Sophie Bussell is savouring every moment of life after overcoming a mystery illness that snatched her ability to walk while navigating a personal journey to find a diagnosis.

The Carboor resident was already living with a condition that causes her heart rate to rapidly increase upon standing, leading to dizziness, severe fatigue, and fainting.

This is called Postural Orthostatic Tachycardia Syndrome (POTS).

But everything was about to get so much more challenging after she collapsed at school at the end of 2024, with her POTS and chronic fatigue only disguising the new and present condition of Functional Neurological Disorder (FND).

Sophie found herself in hospital, unable to move her legs, let alone walk, and the doctors were baffled as they mistakenly linked her symptoms to her existing conditions.

"So many people don't know about FND and this contributes to the lack of understanding or being able to diagnose and treat it," she said.

"It took me nearly a whole year to be diagnosed, and almost becoming a paraplegic in a wheelchair for nine months, because nobody knew anything about it.

"Doctors assumed it was POTS and chronic fatigue that I was already diagnosed with and they were incorrectly linking the weakness in my legs to these conditions."

Sophie travelled to Melbourne to be tested by a neurologist and she was eventually diagnosed.

"It's not a hardware problem, it's a software problem and it's like if you send a message to someone but it gets lost on the way and is never delivered to its destination," she said.

"The brain sends a message to your legs to walk and you say lets get up and walk and the message never gets there and your legs don't move."

Sophie experienced another hurdle as she was 17 at the time and adult rehab facilities wouldn't accept her and children's rehab would also not accept her because she was too close to turning 18.

Strongly determined to return to better health, Sophie attended the FND rehab clinic at the Epworth Hospital and she explained that therapists taught her ways to trick her brain into working properly.

"Originally when I started to walk again I used dancing and walking to the beat of music to help," she said.

"I had been learning piano for 12 years and those pathways were already in my brain and we used them to help the walking pathways and we'd play music and dance to it and the movements would go more smoothly as the pathways were already really strong there.

"The key to FND is trickery and for example they would get me to walk on my tippy toes while bouncing a balloon in the air.

"You're trying to distract your brain so it's not focusing on the process of walking, it's focusing on something different and the walking just happens naturally."

Sophie works with an occupational therapist and a neuro psychologist and they help her form strategies to reassure your brain that it doesn't have to worry about risks associated with fight, flight, freeze responses.

"You have to talk to your brain as if it was a person, it's like 'hey brain, thanks for trying to help me, but you don't need to worry, I'm perfectly safe here, let's just keep going with what we're doing'," Sophie explained.
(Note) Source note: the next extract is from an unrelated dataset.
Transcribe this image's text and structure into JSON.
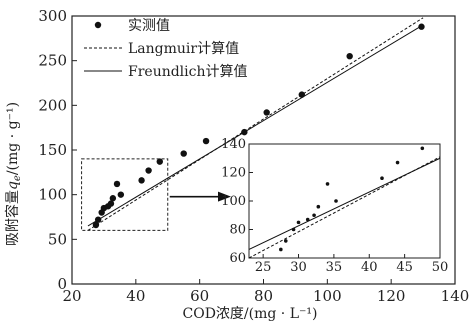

After months of doing this every day, all day Sophie's symptoms started to improve because it's about rewiring the connections and retaining the brain to work a different way.

Sophie will be busking in Wangaratta's CBD near the NAB Bank to raise money during the Easter holidays, and you can also donate online to her fundraising campaign, which will go to FND Australia Support Services, at https://gofund.me/c1f644f71.

If you would like to contact Sophie for more information email mylife.sophieb@gmail.com.

Functional Neurological Disorder (FND)

FND is a less commonly known condition and it's estimated that 21,500 are living with the disorder.

It is a condition where the brain improperly sends and receives signals, causing real, involuntary symptoms like paralysis, tremors, and seizures.

It represents a "software" rather than "hardware" issue in the nervous system.

Treatment is multidisciplinary, focusing on "retraining the brain" through physical and psychological therapies.

It is caused by a problem with the functioning of the body's nervous system and how the brain and body send and receive signals.